Générale

1-866-APPELLE

Je sais que son ombre plane. Je sais qu’il est toujours présent, surtout lorsque je me plante. J’ai six fois plus de chance de me suicider que la moyenne des gens. Un chiffre, un simple chiffre. Un chiffre qui fesse. Je suis une endeuillée du suicide, marquée au fer, dans la chair de vivre, dans la fleur de peau. Ma rencontre avec le slameur David Goudreault a été un cadeau pour moi. Et le suicide a fait l’objet d’un long détour au cimetière entre deux tisanes.

Si j’en parle ici, c’est que le suicide est l’une des causes qu’endosse David, ayant travaillé en prévention, sur le terrain, avec des endeuillés de 6 à 18 ans, durant plusieurs années. 70% des suicidés ont consulté un professionnel le mois précédent leur geste. Et la prévention est faible, la formation inexistante bien souvent, même chez les travailleurs sociaux. Vendre des pilules est plus payant.

« Quand j’arrive dans une rencontre sur le sujet, je leur fais dire le mot « suicide » trois fois. Puis, je les regarde, personne de mort? On peut continuer. Dire le mot, parler du suicide, ne fait pas mourir. Tu ne vas pas avoir envie de le faire parce que tu en parles. C’est comme si je te parle d’héroïne, est-ce que ça te donne envie de te piquer? »

La chanson « Meurtre de soi » a suscité une discussion dans l’auto avec mon B et mon beau-fils, dont un ami venait de perdre son père cet été. Suicide. Mon beau-fils nous a annoncé la nouvelle comme si le père de son ami s’était acheté une nouvelle voiture. Un éléphant est entré dans l’auto lorsque le mot « suicide » a été prononcé. J’ai fait ce que j’ai pu pour expliquer et rattraper le sujet, mais je voyais bien les yeux de mon B, plus grands que son âge, capable de lire mon malaise.

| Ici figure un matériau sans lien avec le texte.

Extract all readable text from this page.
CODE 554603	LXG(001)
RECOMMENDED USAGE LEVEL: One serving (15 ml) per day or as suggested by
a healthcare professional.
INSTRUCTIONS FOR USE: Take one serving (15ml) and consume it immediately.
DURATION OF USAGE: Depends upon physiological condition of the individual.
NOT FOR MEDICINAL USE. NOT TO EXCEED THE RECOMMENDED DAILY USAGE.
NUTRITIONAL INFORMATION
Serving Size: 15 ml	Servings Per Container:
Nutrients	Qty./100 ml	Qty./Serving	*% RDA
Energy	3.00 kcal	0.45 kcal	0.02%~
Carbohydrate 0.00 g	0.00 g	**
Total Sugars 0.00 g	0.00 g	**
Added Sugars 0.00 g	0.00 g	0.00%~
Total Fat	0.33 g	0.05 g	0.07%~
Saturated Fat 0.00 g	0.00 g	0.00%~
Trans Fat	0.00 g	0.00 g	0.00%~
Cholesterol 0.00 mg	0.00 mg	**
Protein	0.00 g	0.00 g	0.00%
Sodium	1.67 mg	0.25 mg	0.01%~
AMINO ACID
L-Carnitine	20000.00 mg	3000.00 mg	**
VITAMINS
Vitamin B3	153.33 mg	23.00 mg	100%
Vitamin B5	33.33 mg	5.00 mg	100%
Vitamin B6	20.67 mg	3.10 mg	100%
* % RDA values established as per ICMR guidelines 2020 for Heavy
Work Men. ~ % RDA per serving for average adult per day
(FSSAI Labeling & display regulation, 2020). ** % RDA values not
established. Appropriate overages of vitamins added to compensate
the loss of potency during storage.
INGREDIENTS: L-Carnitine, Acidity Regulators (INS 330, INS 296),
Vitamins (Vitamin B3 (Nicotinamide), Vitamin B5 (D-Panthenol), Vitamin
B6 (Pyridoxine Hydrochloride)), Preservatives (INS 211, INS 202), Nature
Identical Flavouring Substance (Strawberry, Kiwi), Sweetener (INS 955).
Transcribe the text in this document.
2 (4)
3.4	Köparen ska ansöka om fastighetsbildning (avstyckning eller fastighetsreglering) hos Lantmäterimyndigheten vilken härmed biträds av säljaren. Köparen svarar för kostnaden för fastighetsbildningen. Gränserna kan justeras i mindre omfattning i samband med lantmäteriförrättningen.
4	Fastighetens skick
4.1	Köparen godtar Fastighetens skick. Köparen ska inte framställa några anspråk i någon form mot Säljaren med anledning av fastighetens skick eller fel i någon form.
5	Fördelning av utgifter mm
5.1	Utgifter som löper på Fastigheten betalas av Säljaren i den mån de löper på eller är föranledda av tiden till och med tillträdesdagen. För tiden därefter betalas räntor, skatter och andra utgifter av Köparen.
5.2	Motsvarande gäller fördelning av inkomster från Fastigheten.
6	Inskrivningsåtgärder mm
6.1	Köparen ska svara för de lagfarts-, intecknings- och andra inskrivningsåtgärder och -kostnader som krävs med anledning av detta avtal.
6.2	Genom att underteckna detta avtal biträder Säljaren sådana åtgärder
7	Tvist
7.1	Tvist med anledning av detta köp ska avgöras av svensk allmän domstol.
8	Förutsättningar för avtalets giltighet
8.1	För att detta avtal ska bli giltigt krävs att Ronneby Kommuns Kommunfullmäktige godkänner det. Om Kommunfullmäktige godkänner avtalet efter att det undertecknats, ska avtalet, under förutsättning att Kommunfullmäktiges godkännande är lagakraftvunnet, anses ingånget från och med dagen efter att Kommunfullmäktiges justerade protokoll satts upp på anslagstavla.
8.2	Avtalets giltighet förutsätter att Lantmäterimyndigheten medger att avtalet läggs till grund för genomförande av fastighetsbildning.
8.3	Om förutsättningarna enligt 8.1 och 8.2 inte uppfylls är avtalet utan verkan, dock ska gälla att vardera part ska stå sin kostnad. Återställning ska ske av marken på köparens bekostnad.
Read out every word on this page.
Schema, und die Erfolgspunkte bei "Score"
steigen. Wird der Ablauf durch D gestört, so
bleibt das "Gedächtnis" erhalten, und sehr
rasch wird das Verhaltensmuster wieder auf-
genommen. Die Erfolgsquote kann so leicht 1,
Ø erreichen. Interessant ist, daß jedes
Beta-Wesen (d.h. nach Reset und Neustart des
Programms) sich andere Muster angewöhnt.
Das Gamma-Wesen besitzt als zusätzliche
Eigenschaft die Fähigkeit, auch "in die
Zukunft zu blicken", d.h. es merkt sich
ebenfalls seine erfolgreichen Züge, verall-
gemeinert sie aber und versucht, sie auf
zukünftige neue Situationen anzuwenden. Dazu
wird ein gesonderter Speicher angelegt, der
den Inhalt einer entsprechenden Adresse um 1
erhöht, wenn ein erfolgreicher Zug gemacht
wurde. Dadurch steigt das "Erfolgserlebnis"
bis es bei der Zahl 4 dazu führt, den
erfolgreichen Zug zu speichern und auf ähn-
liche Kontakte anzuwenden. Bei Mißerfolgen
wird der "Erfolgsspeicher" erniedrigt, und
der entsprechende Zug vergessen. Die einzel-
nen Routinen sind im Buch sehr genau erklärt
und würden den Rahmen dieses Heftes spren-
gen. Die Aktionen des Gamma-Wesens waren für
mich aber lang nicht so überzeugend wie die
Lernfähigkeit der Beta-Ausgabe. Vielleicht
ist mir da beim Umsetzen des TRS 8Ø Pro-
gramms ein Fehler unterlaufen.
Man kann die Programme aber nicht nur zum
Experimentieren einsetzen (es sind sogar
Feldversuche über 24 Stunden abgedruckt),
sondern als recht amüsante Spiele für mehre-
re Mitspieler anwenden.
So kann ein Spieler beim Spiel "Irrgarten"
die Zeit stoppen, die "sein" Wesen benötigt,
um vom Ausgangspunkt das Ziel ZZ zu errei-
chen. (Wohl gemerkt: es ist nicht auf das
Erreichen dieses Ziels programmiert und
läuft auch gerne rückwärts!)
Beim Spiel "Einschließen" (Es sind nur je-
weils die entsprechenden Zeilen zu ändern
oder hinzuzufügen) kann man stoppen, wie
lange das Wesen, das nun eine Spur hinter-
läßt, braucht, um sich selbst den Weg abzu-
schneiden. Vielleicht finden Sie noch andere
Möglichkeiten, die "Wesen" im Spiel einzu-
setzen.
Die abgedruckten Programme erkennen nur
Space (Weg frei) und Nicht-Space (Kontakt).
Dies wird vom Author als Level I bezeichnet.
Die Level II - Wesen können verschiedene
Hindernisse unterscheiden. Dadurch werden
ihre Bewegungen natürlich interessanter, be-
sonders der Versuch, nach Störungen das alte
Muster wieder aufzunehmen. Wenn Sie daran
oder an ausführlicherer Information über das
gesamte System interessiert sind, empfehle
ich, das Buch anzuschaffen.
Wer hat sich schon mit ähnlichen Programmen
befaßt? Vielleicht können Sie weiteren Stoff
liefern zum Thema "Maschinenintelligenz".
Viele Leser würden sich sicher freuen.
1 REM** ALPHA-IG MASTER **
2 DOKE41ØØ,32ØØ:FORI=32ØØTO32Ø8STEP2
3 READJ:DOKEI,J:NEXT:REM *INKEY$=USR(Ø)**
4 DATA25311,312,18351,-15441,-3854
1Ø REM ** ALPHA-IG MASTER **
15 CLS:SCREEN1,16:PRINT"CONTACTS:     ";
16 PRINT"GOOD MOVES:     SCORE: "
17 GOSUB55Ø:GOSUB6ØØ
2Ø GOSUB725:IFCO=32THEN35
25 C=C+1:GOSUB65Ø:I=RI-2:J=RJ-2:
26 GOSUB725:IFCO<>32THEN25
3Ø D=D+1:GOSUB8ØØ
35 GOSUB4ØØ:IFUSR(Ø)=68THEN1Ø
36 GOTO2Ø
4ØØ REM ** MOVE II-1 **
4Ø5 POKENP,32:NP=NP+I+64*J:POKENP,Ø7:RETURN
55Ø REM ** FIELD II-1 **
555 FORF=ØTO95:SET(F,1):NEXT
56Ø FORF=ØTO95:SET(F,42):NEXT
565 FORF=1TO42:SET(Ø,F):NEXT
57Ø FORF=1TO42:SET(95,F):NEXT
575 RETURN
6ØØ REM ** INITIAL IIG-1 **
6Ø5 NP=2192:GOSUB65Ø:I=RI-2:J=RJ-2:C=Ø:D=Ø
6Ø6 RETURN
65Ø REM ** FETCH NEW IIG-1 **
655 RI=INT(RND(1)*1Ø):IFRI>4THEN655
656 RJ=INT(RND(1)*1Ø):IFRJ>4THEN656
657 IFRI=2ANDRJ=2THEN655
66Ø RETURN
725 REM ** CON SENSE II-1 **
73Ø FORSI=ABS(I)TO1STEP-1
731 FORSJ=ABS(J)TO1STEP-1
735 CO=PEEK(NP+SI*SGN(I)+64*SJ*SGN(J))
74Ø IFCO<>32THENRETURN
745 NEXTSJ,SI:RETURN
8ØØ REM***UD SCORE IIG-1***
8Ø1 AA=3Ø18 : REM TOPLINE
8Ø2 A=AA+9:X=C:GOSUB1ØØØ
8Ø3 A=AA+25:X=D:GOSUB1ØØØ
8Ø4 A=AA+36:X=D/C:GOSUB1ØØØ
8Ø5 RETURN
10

David a été catégorique: « Le mot « suicide » n’est pas dangereux. C’est le silence qui l’entoure qui l’est. Il faut que tu lui dises que ton père s’est suicidé; de toute façon, il est intelligent, il s’en doute déjà. Il n’est pas trop jeune, à presque 8 ans.Et c’est angoissant de sentir ce malaise et de ne pas avoir de mots pour en parler. Parle-lui, pleure-lui, même si ça sort tout croche. Dis-lui que tu as peur qu’il le fasse, que tu veux ab-so-lu-ment qu’il t’en parle s’il pense à ça, qu’il garroche des roches, qu’il m’appelle, que tu ne le feras jamais parce qu’il est là, qu’il ne reste pas seul avec ses idées noires et qu’il fasse attention quand il utilise ce mot-là, parce que ça te blesse. »

Cette conversation m’a fait le plus grand bien, soulagée d’un fardeau dont je ne savais que faire. En essayant d’épargner mon B, je m’enlisais dans un silence malsain. Je vais lui en parler, trouver le bon moment, trouver les bons mots. Comme dit David, ce n’est qu’une autre occasion de lui dire que je l’aime.

Autre remarque de David qui m’a beaucoup frappée, et elle concerne les lettres d’adieux de suicidés. « C’est la pire chose; elles sont écrites à travers le prisme déformant d’une détresse intolérable. C’est la pire violence, dire à quelqu’un « je t’aime, mais je m’en vais ». Quel message! Avec la violence du geste, c’est un méchant clash. Et puis, c’est un souvenir physique. Tu ne peux pas jeter la lettre d’amour d’un suicidé. Mais où vas-tu la cacher pour être certain de ne plus jamais retomber dessus? C’est plein de paradoxe, le suicide. Tu veux arrêter de souffrir, mais tu répands la souffrance. »

Voilà, en gros, le message de David. « La parole est sacrée, magique. Et nous sommes prisonniers de nos secrets. » Voilà pourquoi il parle. Voilà pourquoi il est devenu le meilleur slameur au monde.